Categories
Design Java

Introducing the Java Concurrency APIs

I recently had the privilege of helping one of my clients conduct technical interviews for a Senior Java Developer position. I enjoy interviewing candidates in part because it gives me a chance to learn something. While conducting the interviews I did learn a few things, so I’m happy 🙂 However, one unfortunate thing I learned is that not many developers are familiar with the Java Concurrency APIs. Only one developer out of about 20 that we interviewed had used it, and only two or three had even read up on it. Now, I certainly don’t expect that everyone know every API out there. But in the case of this particular position, we needed someone who knew how to write multi-threaded applications correctly. There are many reasons to get up to speed with the APIs, especially if your applications operate in a multi-threaded environment as my client’s does.

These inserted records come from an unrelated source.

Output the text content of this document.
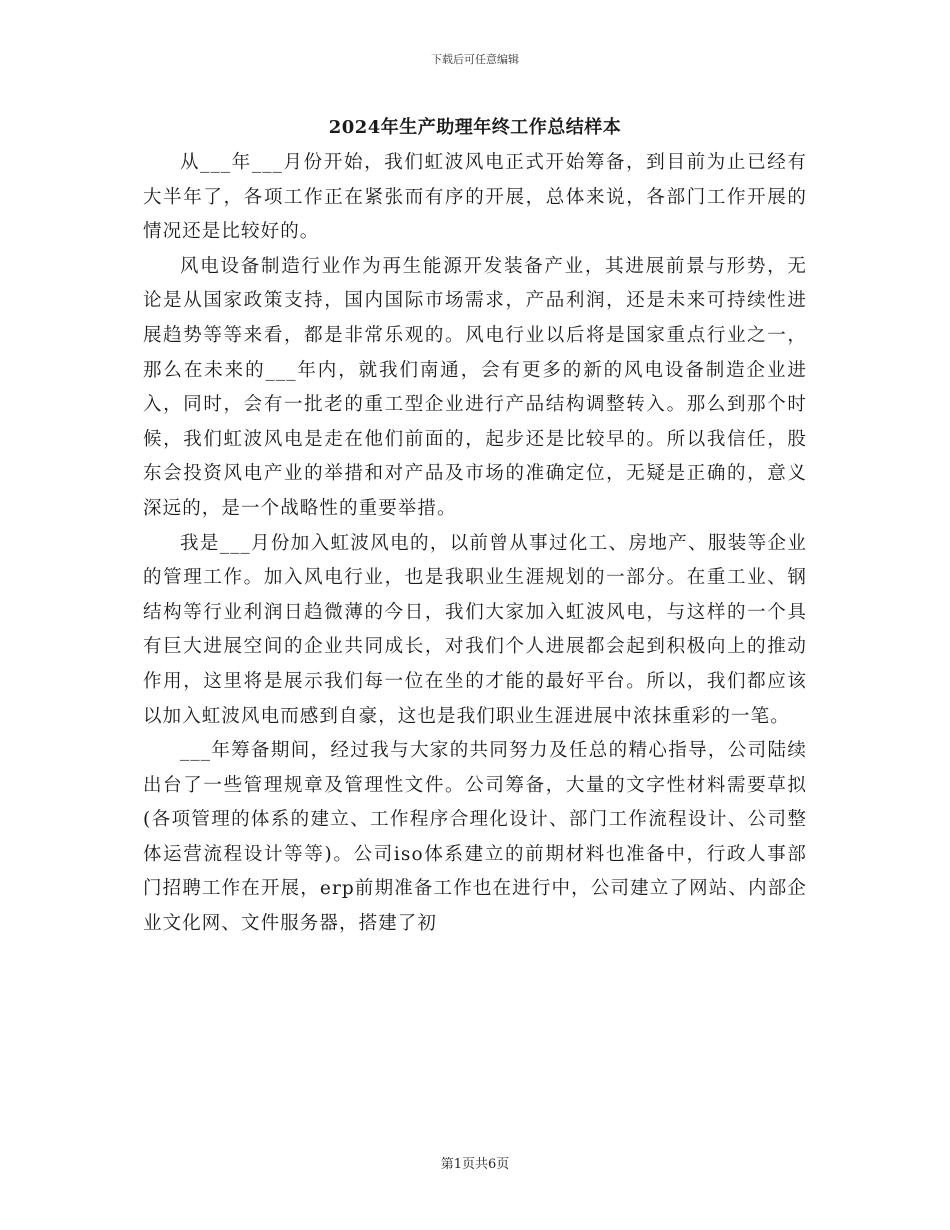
下载后可任意编辑
2024年生产助理年终工作总结样本

从___年___月份开始，我们虹波风电正式开始筹备，到目前为止已经有大半年了，各项工作正在紧张而有序的开展，总体来说，各部门工作开展的情况还是比较好的。

风电设备制造行业作为再生能源开发装备产业，其进展前景与形势，无论是从国家政策支持，国内国际市场需求，产品利润，还是未来可持续性进展趋势等等来看，都是非常乐观的。风电行业以后将是国家重点行业之一，那么在未来的___年内，就我们南通，会有更多的新的风电设备制造企业进入，同时，会有一批老的重工型企业进行产品结构调整转入。那么到那个时候，我们虹波风电是走在他们前面的，起步还是比较早的。所以我信任，股东会投资风电产业的举措和对产品及市场的准确定位，无疑是正确的，意义深远的，是一个战略性的重要举措。

我是___月份加入虹波风电的，以前曾从事过化工、房地产、服装等企业的管理工作。加入风电行业，也是我职业生涯规划的一部分。在重工业、钢结构等行业利润日趋微薄的今日，我们大家加入虹波风电，与这样的一个具有巨大进展空间的企业共同成长，对我们个人进展都会起到积极向上的推动作用，这里将是展示我们每一位在坐的才能的最好平台。所以，我们都应该以加入虹波风电而感到自豪，这也是我们职业生涯进展中浓抹重彩的一笔。

___年筹备期间，经过我与大家的共同努力及任总的精心指导，公司陆续出台了一些管理规章及管理性文件。公司筹备，大量的文字性材料需要草拟(各项管理的体系的建立、工作程序合理化设计、部门工作流程设计、公司整体运营流程设计等等)。公司iso体系建立的前期材料也准备中，行政人事部门招聘工作在开展，erp前期准备工作也在进行中，公司建立了网站、内部企业文化网、文件服务器，搭建了初

第1页共6页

So – I want to share some data that may motivate you to take a further look into the Concurrent APIs if you haven’t done so already. But first let’s take a 30,000 foot view of the APIs. (If you’re really impatient, skip down to the graphs, then come back here to find out what they mean.)

Overview of the Concurrency APIs

The java.util.concurrent package was introduced via JSR-166 and is present as a standard part of the Java libraries as of Java 5. However, for those unfortunate souls still on JDK versions 1.3 and 1.4 there are at least two mainstream back-port implementations of the concurrent package:

This refutes the notion that the Concurrency APIs are only for those whose product requires Java 5 or above.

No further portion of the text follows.